Engineering judgment

“I chose not to ship a model in the browser.” This is a line I’d use in an interview because it demonstrates engineering judgment. The instinct is to ship the model (ONNX, runtime inference, the works). But when the input space is finite (the Disconnect list), the features are pre-computable (HTTP Archive), and there’s nothing to learn at runtime, a lookup table is the right answer. The ML is infrastructure, not product surface area.

“I dropped the third target when data showed it was unlearnable.” Demonstrates willingness to let data kill a design assumption. The three-target architecture was elegant. The data said render-blocking is a first-party problem. I killed it.

“Self-training didn’t help, and that’s a finding.” Demonstrates understanding of when techniques should work, why they didn’t, and what the null result means. The labeled set was already representative. The model’s ceiling is a feature limitation, not a data limitation.

Uncertainty quantification pipeline

Quantile regression, self-training, and conformal prediction aren’t three independent experiments. They form a chain:

  1. Quantile gives per-domain intervals that capture model uncertainty.
  2. Self-training uses those intervals to select confident pseudo-labels from the unlabeled pool. Null result: the labeled set was sufficient.
  3. Conformal validates the quantile intervals. Reveals calibration is off in different directions for different targets.

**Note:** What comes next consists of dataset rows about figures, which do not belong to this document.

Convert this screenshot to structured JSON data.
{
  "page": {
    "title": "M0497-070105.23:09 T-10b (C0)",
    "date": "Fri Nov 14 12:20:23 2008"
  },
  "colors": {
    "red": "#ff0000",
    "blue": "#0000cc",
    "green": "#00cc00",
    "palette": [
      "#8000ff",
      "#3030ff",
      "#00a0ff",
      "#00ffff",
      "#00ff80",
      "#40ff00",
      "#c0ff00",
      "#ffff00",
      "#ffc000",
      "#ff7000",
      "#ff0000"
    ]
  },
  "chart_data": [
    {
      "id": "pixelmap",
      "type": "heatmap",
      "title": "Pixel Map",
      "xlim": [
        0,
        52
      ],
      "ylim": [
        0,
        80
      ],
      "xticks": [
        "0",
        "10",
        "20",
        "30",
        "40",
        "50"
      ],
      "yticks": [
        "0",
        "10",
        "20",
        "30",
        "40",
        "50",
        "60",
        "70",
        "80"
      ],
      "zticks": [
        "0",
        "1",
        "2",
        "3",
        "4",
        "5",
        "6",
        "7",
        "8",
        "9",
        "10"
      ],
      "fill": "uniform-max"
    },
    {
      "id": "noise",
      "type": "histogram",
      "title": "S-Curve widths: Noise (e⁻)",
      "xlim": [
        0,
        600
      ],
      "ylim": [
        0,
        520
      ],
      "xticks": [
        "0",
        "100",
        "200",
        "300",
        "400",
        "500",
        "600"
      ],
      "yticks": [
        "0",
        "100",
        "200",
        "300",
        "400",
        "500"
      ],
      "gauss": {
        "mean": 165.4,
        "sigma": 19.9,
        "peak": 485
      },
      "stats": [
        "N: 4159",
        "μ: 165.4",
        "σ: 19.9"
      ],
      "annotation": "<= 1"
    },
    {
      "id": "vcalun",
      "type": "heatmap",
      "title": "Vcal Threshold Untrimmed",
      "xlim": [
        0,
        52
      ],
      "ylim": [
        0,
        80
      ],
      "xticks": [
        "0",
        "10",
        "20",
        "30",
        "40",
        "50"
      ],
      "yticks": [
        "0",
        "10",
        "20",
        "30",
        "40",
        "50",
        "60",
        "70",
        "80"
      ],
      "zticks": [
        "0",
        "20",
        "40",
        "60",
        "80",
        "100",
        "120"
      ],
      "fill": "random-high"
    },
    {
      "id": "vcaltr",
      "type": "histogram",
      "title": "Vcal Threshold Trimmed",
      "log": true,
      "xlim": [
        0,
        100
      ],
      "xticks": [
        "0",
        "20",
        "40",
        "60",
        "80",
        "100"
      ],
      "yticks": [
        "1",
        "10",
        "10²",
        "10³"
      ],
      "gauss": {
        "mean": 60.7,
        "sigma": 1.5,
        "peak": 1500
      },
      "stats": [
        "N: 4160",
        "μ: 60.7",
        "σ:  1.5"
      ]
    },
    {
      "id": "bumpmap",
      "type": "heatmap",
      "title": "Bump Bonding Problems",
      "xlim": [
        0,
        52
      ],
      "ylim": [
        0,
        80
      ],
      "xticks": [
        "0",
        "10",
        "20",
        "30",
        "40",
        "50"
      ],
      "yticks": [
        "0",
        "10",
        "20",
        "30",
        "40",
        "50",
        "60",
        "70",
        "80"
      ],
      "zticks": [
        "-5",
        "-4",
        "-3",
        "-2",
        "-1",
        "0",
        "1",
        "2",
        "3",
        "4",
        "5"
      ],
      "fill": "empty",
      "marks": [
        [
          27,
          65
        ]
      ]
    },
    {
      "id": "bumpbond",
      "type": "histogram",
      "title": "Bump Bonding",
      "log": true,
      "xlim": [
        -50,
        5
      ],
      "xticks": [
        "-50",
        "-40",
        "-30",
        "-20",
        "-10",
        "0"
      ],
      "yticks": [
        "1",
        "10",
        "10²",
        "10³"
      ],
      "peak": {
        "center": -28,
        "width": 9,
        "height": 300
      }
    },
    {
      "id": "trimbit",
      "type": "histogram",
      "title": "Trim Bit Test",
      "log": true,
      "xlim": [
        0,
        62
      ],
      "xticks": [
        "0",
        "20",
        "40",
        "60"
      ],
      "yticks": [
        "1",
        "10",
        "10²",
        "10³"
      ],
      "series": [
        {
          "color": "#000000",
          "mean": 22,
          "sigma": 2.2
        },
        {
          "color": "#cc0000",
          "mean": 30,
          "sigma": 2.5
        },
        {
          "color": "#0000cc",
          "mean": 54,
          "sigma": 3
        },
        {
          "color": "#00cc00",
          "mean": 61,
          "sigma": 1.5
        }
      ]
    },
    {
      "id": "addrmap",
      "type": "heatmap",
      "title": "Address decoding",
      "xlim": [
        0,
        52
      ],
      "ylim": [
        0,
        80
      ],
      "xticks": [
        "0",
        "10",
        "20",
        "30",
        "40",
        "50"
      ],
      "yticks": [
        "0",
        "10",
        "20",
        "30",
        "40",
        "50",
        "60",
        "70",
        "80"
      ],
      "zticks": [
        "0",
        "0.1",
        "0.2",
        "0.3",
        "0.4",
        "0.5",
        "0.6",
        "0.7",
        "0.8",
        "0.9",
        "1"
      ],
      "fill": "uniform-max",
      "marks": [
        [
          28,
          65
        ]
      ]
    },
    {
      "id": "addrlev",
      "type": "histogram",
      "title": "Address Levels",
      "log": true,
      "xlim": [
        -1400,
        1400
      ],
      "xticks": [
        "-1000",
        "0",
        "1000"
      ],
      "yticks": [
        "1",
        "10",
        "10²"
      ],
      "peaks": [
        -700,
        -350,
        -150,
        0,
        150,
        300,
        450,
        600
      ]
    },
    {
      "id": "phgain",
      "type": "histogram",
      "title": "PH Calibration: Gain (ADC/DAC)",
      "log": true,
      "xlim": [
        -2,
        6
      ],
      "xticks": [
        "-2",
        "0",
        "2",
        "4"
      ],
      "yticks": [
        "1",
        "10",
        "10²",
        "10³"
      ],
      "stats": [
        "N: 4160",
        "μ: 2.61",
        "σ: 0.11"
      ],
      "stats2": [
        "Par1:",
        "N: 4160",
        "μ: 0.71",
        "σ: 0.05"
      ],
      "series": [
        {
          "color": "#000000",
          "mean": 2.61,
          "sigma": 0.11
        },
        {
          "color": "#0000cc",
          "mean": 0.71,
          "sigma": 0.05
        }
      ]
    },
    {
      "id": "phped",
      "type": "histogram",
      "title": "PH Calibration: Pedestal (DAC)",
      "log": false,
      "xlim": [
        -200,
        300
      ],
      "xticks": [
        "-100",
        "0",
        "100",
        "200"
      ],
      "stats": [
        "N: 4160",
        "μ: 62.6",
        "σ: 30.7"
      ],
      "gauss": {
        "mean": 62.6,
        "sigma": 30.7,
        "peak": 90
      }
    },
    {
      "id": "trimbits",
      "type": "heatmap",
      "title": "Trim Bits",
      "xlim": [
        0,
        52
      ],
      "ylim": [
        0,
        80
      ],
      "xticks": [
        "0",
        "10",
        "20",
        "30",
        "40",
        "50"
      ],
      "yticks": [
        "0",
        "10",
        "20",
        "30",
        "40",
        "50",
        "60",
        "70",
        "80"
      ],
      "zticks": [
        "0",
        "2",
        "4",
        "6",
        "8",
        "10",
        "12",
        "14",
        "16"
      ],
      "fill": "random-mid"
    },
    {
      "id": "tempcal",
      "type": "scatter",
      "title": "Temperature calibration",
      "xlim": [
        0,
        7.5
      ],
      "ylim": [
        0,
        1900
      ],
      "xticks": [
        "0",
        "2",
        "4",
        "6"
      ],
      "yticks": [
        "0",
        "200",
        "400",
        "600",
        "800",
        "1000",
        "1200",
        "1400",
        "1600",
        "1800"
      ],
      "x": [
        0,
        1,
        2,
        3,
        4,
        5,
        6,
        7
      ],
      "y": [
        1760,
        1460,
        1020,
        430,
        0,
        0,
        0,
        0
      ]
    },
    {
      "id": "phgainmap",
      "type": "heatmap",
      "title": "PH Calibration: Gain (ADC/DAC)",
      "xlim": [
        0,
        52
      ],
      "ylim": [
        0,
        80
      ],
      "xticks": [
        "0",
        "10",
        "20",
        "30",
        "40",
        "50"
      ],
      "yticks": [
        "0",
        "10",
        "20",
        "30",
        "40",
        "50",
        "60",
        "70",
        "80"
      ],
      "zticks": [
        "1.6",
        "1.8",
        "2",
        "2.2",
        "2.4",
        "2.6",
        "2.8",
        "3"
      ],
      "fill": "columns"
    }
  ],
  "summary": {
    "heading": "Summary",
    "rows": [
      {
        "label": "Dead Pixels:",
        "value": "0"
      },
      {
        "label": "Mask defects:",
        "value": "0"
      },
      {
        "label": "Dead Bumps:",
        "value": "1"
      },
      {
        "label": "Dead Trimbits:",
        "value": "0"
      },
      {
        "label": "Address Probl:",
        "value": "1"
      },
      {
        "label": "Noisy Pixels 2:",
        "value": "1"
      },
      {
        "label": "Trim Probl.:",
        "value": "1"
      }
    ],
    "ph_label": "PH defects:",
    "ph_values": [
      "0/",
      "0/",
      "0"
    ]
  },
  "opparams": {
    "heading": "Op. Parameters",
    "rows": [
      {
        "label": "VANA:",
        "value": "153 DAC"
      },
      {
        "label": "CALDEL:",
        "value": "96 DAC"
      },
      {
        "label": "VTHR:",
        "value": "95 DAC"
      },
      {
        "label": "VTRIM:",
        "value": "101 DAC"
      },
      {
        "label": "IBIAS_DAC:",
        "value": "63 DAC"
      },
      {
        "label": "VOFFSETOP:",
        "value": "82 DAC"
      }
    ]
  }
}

The narrative is: I built a pipeline of increasingly sophisticated uncertainty quantification, where each technique informed the next. The final lookup table has per-domain intervals and confidence flags because of this chain.


The hardest part of an ML project is the data, not the model. More than half the total project time went into BigQuery exploration, ground truth construction, and label debugging. The fake-0 problem, the Lighthouse audit name changes, the Disconnect suffix matching, each was a full investigation that shaped the final pipeline. XGBoost training was an afternoon. The data work was weeks.

Design decisions compound. Choosing per-domain scoring (instead of per-request) meant the lookup table worked as a delivery mechanism. Choosing independent models per target meant I could drop render_delay without restructuring. Choosing regression (instead of classification) meant the downstream UI could threshold at any level. Each early decision created or foreclosed options downstream. The ones I got right weren’t the clever ones; they were the ones that preserved flexibility.

Negative results require the same rigor as positive ones. Self-training’s +0.000 improvement needed the same evaluation pipeline as the main model. Render_delay’s sparsity needed the same BigQuery exploration as the other targets. The temptation is to move quickly past things that didn’t work. But the null results (self-training doesn’t help, render-blocking isn’t a tracker problem, Disconnect categories don’t predict performance) are some of the most interesting findings.

Know when to stop. The model achieves rho=0.751 for CPU and 0.999 for network. CPU could theoretically improve with better features: Lighthouse data at inference time, or features derived from script AST analysis. But the marginal effort for the next 0.05 rho would be enormous, and 0.751 is probably good enough for a lookup table that distinguishes “expensive” from “cheap.” The 125KB JSON file covers all 4,592 Disconnect domains with calibrated uncertainty. Whether the uncertainty calibration is tight enough for user-facing messaging is the main thing I’d want to validate next.